However while trying to implement this representation in ptime I realized that
addition is more tricky that needed because the nanosecond count can overflow
on 32-bit platforms. While it does overflow in a magnitude that makes it still
usable to perform the carry on addition â e.g. trying to add two [ns0] and
[ns1] ranging from 0 to 999_999_999 in 32-bit yields the following on overflow:
1e9 max_int][min_int (ns0+ns1) 0
... ----+---------------++--------------+------------+-- ...
[-------------------------------]
(ns0+ns1) mod 1e9
I still find the resulting representation to be too tricky for OCaml
programming. Here is how addition needs to be implemented:
let add (s0, ns0) (s1, ns1) =
let s = Int64.add s0 s1 in
let ns = ns0 + ns1 in
if ns < 0 then (* 32-bit overflow *)
Int64.(add s 1L), max_int - 1_000_000_000 + 1 + (ns - min_int)
else if ns < 1_000_000_000 then
s, ns
else (* ns > 1_000_000_000 *)
Int64.(add s 1L), ns mod 1_000_000_000
So I propose to use the following representation. Namely a signed count of days
from the epoch and a pico precision timestamp in that day (another form of
date-time value in some sense). So this is:
type posix_t = int * int64
with (d, ps) representing the point in time [d] * 86'400e12 + [ps] picoseconds
from the epoch. [ps] in the range [0;86_399_999_999_999_999]. Incidentally this
is the representation I would use internally for a calendar library as it
conceptually similar the handy Julian Date "calendar" [1] in which a lot of
calendar calculations become easier to perform.
This has the same properties as my previous proposal except that we are
inventing something (mildly) new, make better precision trade-off (the size of
the range of days representable around the epoch is entirely sufficient,
5'883'516 years on 32-bit platforms) and the representation is easier to use on
both 32-bit and 64-bit platforms.
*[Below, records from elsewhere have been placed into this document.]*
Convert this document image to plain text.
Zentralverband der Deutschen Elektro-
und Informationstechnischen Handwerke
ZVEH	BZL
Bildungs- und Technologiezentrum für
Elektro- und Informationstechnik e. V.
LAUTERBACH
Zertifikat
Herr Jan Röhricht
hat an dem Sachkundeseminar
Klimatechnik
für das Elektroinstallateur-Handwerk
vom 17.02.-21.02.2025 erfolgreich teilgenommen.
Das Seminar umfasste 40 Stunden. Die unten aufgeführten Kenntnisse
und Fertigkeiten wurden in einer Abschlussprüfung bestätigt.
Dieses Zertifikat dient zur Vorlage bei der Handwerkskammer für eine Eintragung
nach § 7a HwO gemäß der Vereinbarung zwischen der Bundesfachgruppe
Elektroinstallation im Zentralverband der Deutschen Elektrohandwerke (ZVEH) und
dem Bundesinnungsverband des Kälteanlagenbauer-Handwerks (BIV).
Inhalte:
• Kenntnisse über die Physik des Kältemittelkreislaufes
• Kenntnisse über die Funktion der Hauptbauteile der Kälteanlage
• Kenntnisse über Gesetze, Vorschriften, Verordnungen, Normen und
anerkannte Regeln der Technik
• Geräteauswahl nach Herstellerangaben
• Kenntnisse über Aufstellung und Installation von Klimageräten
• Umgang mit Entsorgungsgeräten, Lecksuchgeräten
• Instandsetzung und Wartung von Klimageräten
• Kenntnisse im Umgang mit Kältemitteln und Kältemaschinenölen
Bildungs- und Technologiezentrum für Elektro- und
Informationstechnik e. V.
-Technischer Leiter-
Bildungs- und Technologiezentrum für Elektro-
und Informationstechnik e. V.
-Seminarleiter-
Here's how 32-bit clean addition gets
implemented:
let add (d0, ns0) (d1, ns1) =
let d = d0 + d1 in
let ns = Int64.add ns0 ns1 in
let ns_clamp = Int64.rem ns 86_400_000_000_000_000L in
let d = d + Int64.compare ns ns_clamp in
d, ns_clamp
Having this and adding a function for accessing the clock period which was
suggested by DavidS and Justin, this would bring us to the following CLOCK:
module type CLOCK = sig
val now_d_ps : unit -> int * int64
(** [now_d_ps ()] is [(d, ps)] representing the time occuring at
[d] * 86'400e12 + [ps] picoseconds from the epoch 1970-01-01
00:00:00 UTC. [ps] is in the range \[[0];[86_399_999_999_999_999L]\]. *)
val period_d_ps : unit -> (int * int64) option
(** [period_d_ps ()] is if available [Some (d, ps)] representing the
clock's picosecond period [d] * 86'400e12 + [ps]. [ps] is in the
range \[[0];[86_399_999_999_999_999L]\]. *)
val current_tz_offset_s : unit -> int
(** [current_tz_offset_s ()] is the clock's current local time zone
offset to UTC in seconds. *)
end
So what do people think of this ?
Daniel
P.S. Also note that on 64-bit platforms this could actually be represented by
an int pair, as the calculations for pico seconds would fit in the 2^62-1 bits.